Scottish Daily Mail

Statins don’t cause aches and pains, study declares

- By Shaun Wooller Health Correspond­ent in Barcelona

STATINS have been wrongly blamed for muscle pains that are a really a symptom of old age, a study concludes today.

Millions are put off the life-saving pills by claims that they commonly cause aches and pains.

But University of Oxford researcher­s have shown ‘definitive­ly’ that warnings about the potential side-effect are unfounded. They say people’s complaints are largely ordinary niggles often the result of ageing.

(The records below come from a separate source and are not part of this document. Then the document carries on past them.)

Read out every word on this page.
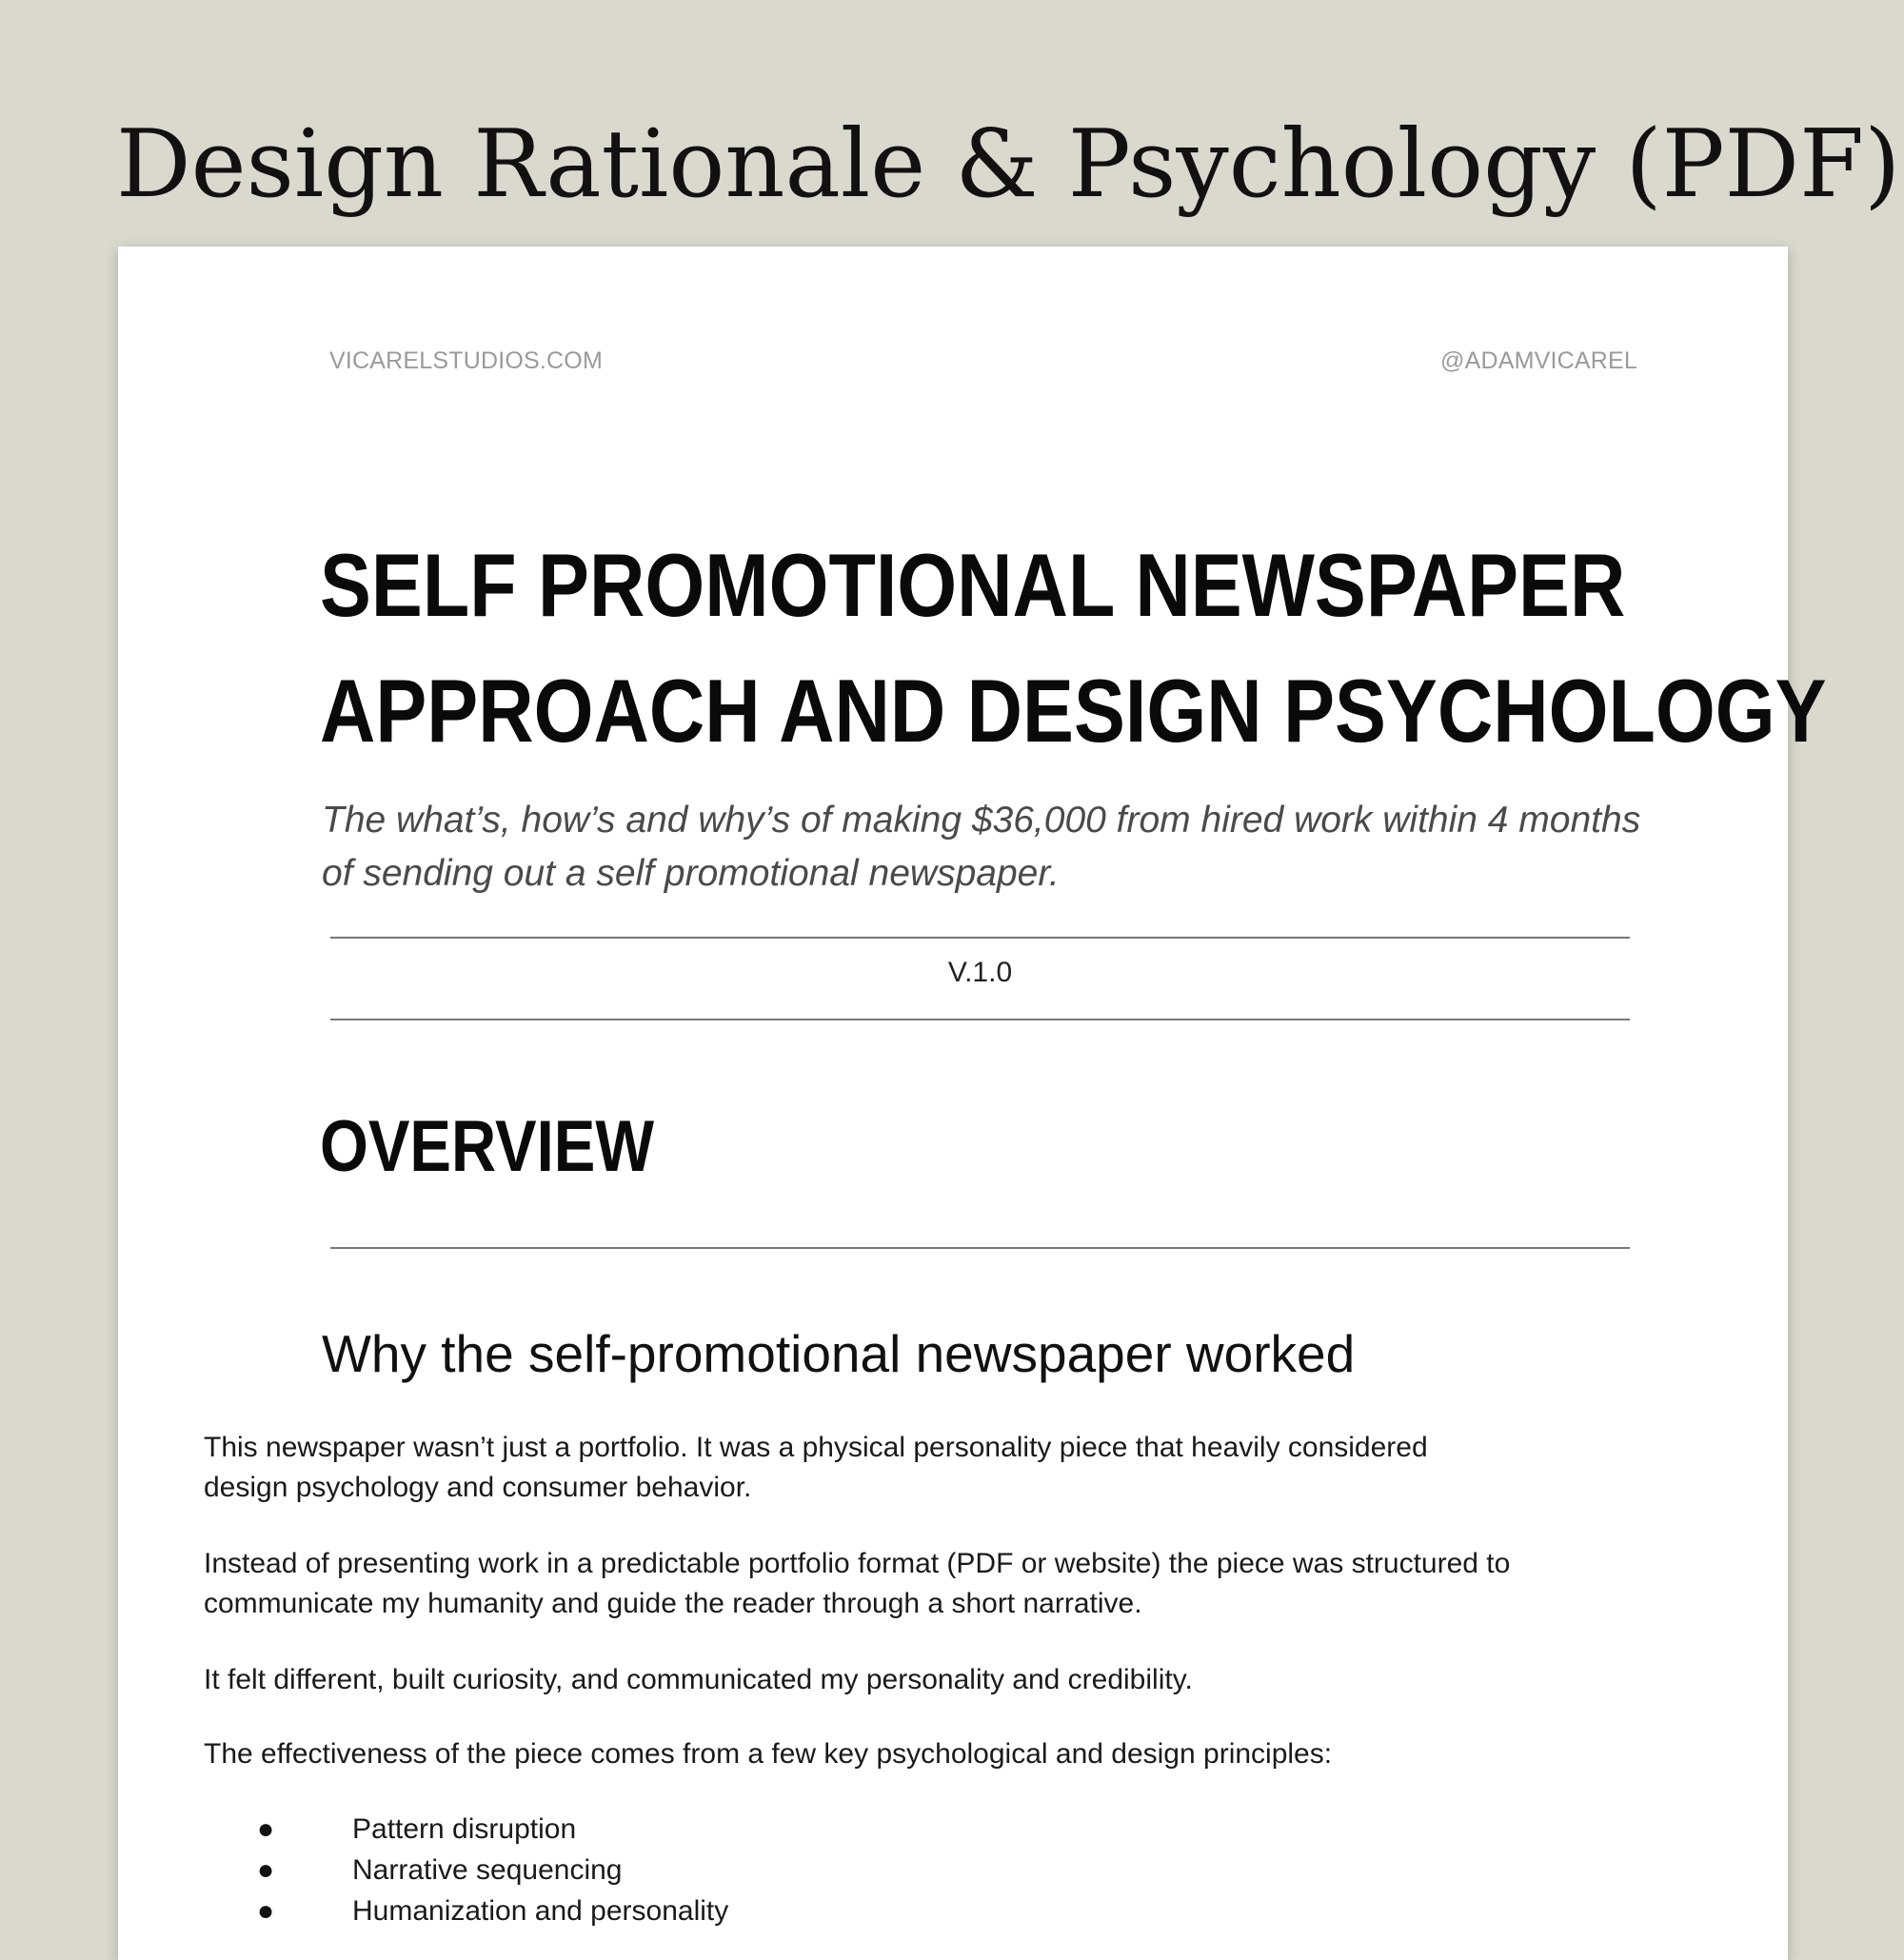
Design Rationale & Psychology (PDF)
VICARELSTUDIOS.COM	@ADAMVICAREL
SELF PROMOTIONAL NEWSPAPER
APPROACH AND DESIGN PSYCHOLOGY

The what’s, how’s and why’s of making $36,000 from hired work within 4 months of sending out a self promotional newspaper.

V.1.0
OVERVIEW
Why the self-promotional newspaper worked

This newspaper wasn’t just a portfolio. It was a physical personality piece that heavily considered design psychology and consumer behavior.

Instead of presenting work in a predictable portfolio format (PDF or website) the piece was structured to communicate my humanity and guide the reader through a short narrative.

It felt different, built curiosity, and communicated my personality and credibility.

The effectiveness of the piece comes from a few key psychological and design principles:

●	Pattern disruption
●	Narrative sequencing
●	Humanization and personality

The ‘gold standard’ study, published in The Lancet, involved 155,000 patients and found an almost identical risk of muscle pain in people not taking statins. Those on the cholestero­l-lowering drugs had a 27.1 per cent chance of suffering an ache, compared with 26.6 per cent given dummy pills.

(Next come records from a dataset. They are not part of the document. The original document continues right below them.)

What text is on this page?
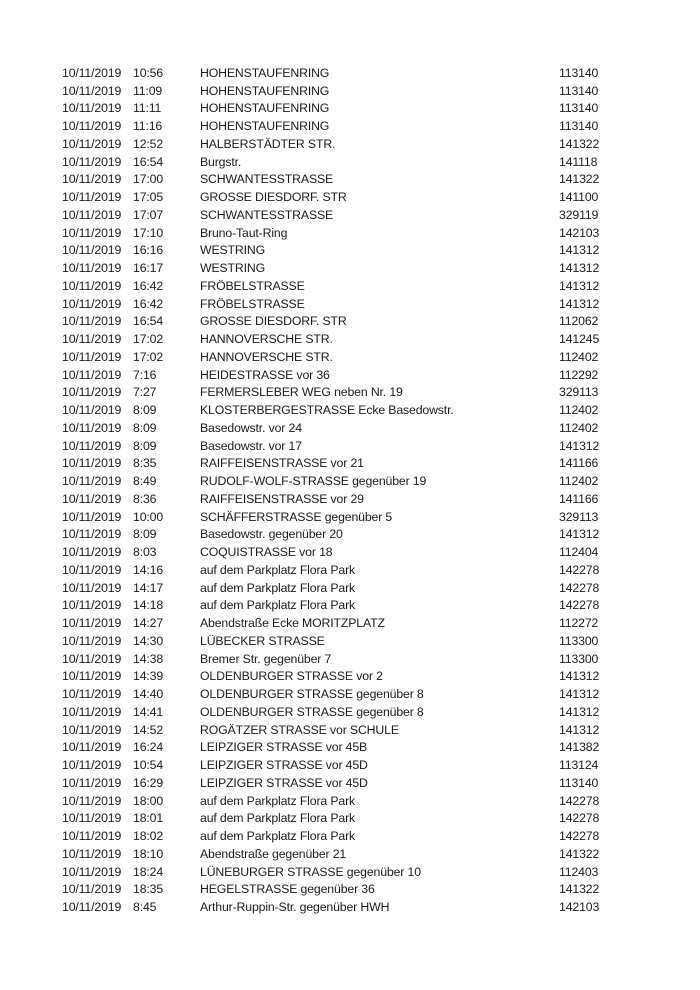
10/11/2019 10:56	HOHENSTAUFENRING	113140
10/11/2019 11:09	HOHENSTAUFENRING	113140
10/11/2019 11:11	HOHENSTAUFENRING	113140
10/11/2019 11:16	HOHENSTAUFENRING	113140
10/11/2019 12:52	HALBERSTÄDTER STR.	141322
10/11/2019 16:54	Burgstr.	141118
10/11/2019 17:00	SCHWANTESSTRASSE	141322
10/11/2019 17:05	GROSSE DIESDORF. STR	141100
10/11/2019 17:07	SCHWANTESSTRASSE	329119
10/11/2019 17:10	Bruno-Taut-Ring	142103
10/11/2019 16:16	WESTRING	141312
10/11/2019 16:17	WESTRING	141312
10/11/2019 16:42	FRÖBELSTRASSE	141312
10/11/2019 16:42	FRÖBELSTRASSE	141312
10/11/2019 16:54	GROSSE DIESDORF. STR	112062
10/11/2019 17:02	HANNOVERSCHE STR.	141245
10/11/2019 17:02	HANNOVERSCHE STR.	112402
10/11/2019 7:16	HEIDESTRASSE vor 36	112292
10/11/2019 7:27	FERMERSLEBER WEG neben Nr. 19	329113
10/11/2019 8:09	KLOSTERBERGESTRASSE Ecke Basedowstr.	112402
10/11/2019 8:09	Basedowstr. vor 24	112402
10/11/2019 8:09	Basedowstr. vor 17	141312
10/11/2019 8:35	RAIFFEISENSTRASSE vor 21	141166
10/11/2019 8:49	RUDOLF-WOLF-STRASSE gegenüber 19	112402
10/11/2019 8:36	RAIFFEISENSTRASSE vor 29	141166
10/11/2019 10:00	SCHÄFFERSTRASSE gegenüber 5	329113
10/11/2019 8:09	Basedowstr. gegenüber 20	141312
10/11/2019 8:03	COQUISTRASSE vor 18	112404
10/11/2019 14:16	auf dem Parkplatz Flora Park	142278
10/11/2019 14:17	auf dem Parkplatz Flora Park	142278
10/11/2019 14:18	auf dem Parkplatz Flora Park	142278
10/11/2019 14:27	Abendstraße Ecke MORITZPLATZ	112272
10/11/2019 14:30	LÜBECKER STRASSE	113300
10/11/2019 14:38	Bremer Str. gegenüber 7	113300
10/11/2019 14:39	OLDENBURGER STRASSE vor 2	141312
10/11/2019 14:40	OLDENBURGER STRASSE gegenüber 8	141312
10/11/2019 14:41	OLDENBURGER STRASSE gegenüber 8	141312
10/11/2019 14:52	ROGÄTZER STRASSE vor SCHULE	141312
10/11/2019 16:24	LEIPZIGER STRASSE vor 45B	141382
10/11/2019 10:54	LEIPZIGER STRASSE vor 45D	113124
10/11/2019 16:29	LEIPZIGER STRASSE vor 45D	113140
10/11/2019 18:00	auf dem Parkplatz Flora Park	142278
10/11/2019 18:01	auf dem Parkplatz Flora Park	142278
10/11/2019 18:02	auf dem Parkplatz Flora Park	142278
10/11/2019 18:10	Abendstraße gegenüber 21	141322
10/11/2019 18:24	LÜNEBURGER STRASSE gegenüber 10	112403
10/11/2019 18:35	HEGELSTRASSE gegenüber 36	141322
10/11/2019 8:45	Arthur-Ruppin-Str. gegenüber HWH	142103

Neither the patients nor their doctors knew which they had been given to ensure the results were not biased.

Analysis revealed the pills, which cost 4p a day, caused muscle pain in only one in 100 users and 14 out of 15 reported cases of muscle pain were due to something else.

Four in ten adults are eligible for the drugs, including all over-75s, most over-60s and those in middle age with conditions such as diabetes. But only around eight million take them, meaning millions miss out on their power to prevent heart attacks and strokes.

Around half of patients stop taking them, with many blaming muscle pain.

Professor Colin Baigent of the University of Oxford, the study’s lead author, said the ‘monumental’ research showed that for most people ‘the potential benefits of statin therapy are likely to outweigh the muscle pain risks’.

The study, which was co-funded by the British Heart Foundation, was presented at the European Society of Cardiology Congress in Barcelona.